You can stake with bamboos and string, but it never looks as good and is much harder to hide. Netting stretched between strong bamboos which you raise as the plants come up through it is another possibility, but I dislike the look of it. Link stakes - those wire contraptions that can be bought at RHS shows or by mail order from the pages of gardening magazines - are another trick, but for sensitive staking, peasticks are far the best. I'm not sure what Ruth Draper would have said during the month of May, when the flower beds in good gardens are a forest of twiggy sticks. I suppose good gardeners start with small sticks and add taller ones as the plants grow.
Forward planning of another sort is my second resolution. There never seems time to label plants as they go in, which means that by the time they come up I have probably forgotten their proper names. On any tour of the garden, some clever-clogs will always correct your naming of plants.
The other resolution that goes with labelling is writing down. In theory every plant that goes into the garden also gets written into a notebook, so that it can be replaced if it dies. If the notebook does not go out at the start of the gardening session I can never be bothered to go indoors to fetch it. A small waterproof notebook ought to be in every pocket in 1994, although this resolution will involve me in another one: collecting information from the pocketbooks to store in one place under headings and dates. Record-keeping is a great help in running the garden, but it seems like a chore hardly worth the bother.

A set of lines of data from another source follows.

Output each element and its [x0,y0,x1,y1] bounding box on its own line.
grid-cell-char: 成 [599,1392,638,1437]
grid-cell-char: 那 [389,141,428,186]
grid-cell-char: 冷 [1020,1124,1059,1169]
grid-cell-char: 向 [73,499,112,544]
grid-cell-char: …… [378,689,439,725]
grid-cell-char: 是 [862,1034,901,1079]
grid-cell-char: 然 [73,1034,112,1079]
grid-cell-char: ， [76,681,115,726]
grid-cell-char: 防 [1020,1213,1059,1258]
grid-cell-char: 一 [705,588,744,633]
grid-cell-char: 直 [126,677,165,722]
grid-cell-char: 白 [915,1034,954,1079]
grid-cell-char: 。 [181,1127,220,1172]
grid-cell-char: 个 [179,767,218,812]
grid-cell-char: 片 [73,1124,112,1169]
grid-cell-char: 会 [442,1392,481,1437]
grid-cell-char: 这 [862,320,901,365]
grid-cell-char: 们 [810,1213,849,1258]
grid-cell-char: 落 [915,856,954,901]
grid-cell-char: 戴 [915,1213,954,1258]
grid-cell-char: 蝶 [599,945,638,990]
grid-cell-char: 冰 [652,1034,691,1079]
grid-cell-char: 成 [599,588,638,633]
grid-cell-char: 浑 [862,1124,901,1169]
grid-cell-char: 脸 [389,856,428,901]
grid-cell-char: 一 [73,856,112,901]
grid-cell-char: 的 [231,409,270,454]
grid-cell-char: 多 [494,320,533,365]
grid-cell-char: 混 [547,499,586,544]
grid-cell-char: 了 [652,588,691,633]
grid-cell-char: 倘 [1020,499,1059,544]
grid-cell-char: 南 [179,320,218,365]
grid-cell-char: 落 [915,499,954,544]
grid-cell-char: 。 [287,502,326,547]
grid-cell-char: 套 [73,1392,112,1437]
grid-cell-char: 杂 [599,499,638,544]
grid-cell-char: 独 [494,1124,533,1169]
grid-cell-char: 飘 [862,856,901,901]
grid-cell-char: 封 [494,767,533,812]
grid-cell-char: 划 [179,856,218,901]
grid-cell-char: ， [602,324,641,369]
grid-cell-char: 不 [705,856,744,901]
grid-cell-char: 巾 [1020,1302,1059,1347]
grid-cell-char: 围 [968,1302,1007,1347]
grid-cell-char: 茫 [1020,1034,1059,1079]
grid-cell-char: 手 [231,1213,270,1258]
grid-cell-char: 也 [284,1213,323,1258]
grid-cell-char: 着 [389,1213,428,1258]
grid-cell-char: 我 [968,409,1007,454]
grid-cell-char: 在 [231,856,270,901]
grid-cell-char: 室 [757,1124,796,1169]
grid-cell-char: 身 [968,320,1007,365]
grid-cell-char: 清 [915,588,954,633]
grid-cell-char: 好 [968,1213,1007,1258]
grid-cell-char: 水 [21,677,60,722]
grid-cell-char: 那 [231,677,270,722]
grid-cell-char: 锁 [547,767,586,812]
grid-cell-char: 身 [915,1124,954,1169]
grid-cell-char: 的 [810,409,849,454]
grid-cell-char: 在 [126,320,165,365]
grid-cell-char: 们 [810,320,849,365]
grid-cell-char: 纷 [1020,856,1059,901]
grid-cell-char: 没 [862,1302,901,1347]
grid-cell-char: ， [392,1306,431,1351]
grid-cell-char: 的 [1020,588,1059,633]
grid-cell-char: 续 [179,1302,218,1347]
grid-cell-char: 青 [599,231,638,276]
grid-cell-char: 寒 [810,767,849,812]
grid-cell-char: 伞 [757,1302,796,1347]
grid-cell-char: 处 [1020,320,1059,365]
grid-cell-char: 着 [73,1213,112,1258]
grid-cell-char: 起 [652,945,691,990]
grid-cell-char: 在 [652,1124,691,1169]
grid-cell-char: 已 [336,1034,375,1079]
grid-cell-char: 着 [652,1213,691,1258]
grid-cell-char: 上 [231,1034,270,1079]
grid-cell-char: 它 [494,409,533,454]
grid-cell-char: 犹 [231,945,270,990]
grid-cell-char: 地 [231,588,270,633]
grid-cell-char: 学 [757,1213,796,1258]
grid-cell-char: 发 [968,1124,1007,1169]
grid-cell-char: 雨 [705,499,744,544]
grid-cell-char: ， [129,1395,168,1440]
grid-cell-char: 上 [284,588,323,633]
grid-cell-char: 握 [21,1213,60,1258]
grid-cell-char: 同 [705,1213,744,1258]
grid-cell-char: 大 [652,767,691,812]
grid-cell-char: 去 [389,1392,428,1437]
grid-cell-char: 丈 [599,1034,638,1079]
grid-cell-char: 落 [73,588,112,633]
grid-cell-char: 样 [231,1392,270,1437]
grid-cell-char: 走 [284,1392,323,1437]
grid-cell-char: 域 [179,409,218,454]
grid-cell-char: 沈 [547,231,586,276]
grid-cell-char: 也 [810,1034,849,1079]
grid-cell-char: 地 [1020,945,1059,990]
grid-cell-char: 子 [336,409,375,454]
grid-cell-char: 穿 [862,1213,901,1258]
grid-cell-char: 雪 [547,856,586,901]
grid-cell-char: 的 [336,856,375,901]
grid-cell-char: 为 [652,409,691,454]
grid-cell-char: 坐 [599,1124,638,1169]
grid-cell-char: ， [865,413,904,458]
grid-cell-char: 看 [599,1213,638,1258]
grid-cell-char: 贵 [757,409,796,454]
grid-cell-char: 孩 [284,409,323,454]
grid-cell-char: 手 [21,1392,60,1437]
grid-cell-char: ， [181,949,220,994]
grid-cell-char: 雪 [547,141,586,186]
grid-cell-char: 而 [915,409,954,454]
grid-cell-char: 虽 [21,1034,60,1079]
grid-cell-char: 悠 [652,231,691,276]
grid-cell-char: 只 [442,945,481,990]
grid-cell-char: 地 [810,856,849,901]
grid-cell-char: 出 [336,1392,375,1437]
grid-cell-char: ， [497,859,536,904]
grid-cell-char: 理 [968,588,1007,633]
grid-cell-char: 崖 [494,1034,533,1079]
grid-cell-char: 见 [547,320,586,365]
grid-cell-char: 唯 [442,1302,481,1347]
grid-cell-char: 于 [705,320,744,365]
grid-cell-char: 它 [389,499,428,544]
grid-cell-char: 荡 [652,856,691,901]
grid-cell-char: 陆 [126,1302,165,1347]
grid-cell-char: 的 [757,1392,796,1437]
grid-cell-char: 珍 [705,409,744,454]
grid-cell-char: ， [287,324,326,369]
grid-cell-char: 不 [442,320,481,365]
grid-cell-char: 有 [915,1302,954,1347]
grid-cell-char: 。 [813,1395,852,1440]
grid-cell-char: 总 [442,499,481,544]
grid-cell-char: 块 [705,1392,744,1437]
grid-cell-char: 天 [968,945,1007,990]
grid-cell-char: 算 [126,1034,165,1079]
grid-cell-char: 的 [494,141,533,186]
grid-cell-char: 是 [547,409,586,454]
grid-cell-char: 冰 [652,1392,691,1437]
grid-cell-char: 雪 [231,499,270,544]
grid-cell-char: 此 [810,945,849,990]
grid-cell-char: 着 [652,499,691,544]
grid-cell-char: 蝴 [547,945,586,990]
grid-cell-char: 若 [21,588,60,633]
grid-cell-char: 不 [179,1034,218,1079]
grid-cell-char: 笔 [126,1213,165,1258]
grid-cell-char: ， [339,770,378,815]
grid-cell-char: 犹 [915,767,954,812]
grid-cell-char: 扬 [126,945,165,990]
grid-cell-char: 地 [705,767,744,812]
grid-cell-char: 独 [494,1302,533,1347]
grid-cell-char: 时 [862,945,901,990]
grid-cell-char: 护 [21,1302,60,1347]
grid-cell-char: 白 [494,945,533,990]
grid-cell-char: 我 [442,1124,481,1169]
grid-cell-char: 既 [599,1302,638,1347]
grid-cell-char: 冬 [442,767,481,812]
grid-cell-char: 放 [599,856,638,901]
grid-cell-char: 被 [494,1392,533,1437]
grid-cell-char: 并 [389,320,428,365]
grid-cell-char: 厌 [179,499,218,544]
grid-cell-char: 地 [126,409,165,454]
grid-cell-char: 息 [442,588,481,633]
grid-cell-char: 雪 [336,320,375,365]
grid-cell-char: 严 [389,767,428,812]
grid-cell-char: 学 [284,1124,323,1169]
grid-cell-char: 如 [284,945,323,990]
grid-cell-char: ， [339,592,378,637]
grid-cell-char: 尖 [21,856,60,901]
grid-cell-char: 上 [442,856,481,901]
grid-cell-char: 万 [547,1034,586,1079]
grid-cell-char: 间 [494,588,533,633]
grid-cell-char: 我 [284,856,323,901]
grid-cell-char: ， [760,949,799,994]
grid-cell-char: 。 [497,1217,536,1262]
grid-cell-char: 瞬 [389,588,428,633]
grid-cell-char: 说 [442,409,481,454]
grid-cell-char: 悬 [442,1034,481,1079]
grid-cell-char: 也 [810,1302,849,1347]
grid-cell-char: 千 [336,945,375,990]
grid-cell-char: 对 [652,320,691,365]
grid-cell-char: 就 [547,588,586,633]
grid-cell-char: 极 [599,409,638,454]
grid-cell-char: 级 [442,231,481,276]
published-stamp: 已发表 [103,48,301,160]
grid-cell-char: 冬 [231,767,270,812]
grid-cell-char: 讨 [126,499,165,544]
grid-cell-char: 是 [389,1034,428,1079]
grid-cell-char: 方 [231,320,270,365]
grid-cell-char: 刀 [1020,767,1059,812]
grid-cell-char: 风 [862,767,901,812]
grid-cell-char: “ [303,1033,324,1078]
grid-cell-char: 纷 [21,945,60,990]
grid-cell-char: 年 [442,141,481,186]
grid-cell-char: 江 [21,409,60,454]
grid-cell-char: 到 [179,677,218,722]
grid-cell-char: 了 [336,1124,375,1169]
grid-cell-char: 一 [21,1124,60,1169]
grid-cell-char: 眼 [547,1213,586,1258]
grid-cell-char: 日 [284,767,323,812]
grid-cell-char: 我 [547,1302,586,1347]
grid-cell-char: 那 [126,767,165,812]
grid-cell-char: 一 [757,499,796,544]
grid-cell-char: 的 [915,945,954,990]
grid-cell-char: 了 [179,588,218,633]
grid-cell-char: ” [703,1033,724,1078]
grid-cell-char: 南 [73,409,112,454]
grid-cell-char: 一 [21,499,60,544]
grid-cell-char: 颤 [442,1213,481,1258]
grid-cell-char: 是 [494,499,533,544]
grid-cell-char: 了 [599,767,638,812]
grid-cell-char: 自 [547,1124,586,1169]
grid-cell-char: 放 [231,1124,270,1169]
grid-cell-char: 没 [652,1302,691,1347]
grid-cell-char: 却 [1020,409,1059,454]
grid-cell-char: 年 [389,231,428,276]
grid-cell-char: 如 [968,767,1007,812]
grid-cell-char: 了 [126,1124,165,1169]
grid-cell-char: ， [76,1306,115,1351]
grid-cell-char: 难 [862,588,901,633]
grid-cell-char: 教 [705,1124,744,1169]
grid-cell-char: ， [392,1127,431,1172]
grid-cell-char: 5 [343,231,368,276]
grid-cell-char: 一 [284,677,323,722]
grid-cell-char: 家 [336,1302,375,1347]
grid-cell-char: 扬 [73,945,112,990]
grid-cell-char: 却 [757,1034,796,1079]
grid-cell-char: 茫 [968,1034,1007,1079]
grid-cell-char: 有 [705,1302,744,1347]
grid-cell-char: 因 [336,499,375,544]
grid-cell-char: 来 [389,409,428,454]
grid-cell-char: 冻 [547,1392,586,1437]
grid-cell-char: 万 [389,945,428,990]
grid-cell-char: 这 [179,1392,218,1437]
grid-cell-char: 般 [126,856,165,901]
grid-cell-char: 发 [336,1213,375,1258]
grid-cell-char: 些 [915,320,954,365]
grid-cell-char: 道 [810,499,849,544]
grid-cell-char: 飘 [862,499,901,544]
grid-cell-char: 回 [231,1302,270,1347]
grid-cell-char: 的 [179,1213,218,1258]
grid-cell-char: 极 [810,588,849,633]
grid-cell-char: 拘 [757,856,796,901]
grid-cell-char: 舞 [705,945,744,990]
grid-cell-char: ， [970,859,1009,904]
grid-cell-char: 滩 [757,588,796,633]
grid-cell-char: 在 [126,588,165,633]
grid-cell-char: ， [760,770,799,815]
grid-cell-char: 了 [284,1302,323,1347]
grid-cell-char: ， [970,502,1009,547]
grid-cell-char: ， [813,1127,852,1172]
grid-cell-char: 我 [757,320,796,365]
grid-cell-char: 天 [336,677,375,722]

Lastly, I am determined to get the geraniums to the right sizes at the right times. In winter I like a flowering geranium of a respectable size in at least three rooms. They hate it indoors and after three weeks have to be returned to intensive care. Because we took cuttings at the end of last summer, we have plenty of small healthy geraniums now, which will be handsome in pots all summer, but too big for next winter indoors. Spring cuttings may be the answer, so that we have half a dozen of the best sorts for indoors and no Ruth Draper excuses. Mabel Gray, Sweet Mimosa, Crystal Palace Gem, Rollinsons Unique and Copthorne are all obliging here, but I must resist the Angela, with which I never have much luck. Next year the resolution might be to grow them better, spray earlier, feed more frequently, prune in time, but the real resolution for 1994 is not to take too many vows, so that the garden continues to be a huge, exciting pleasure every year.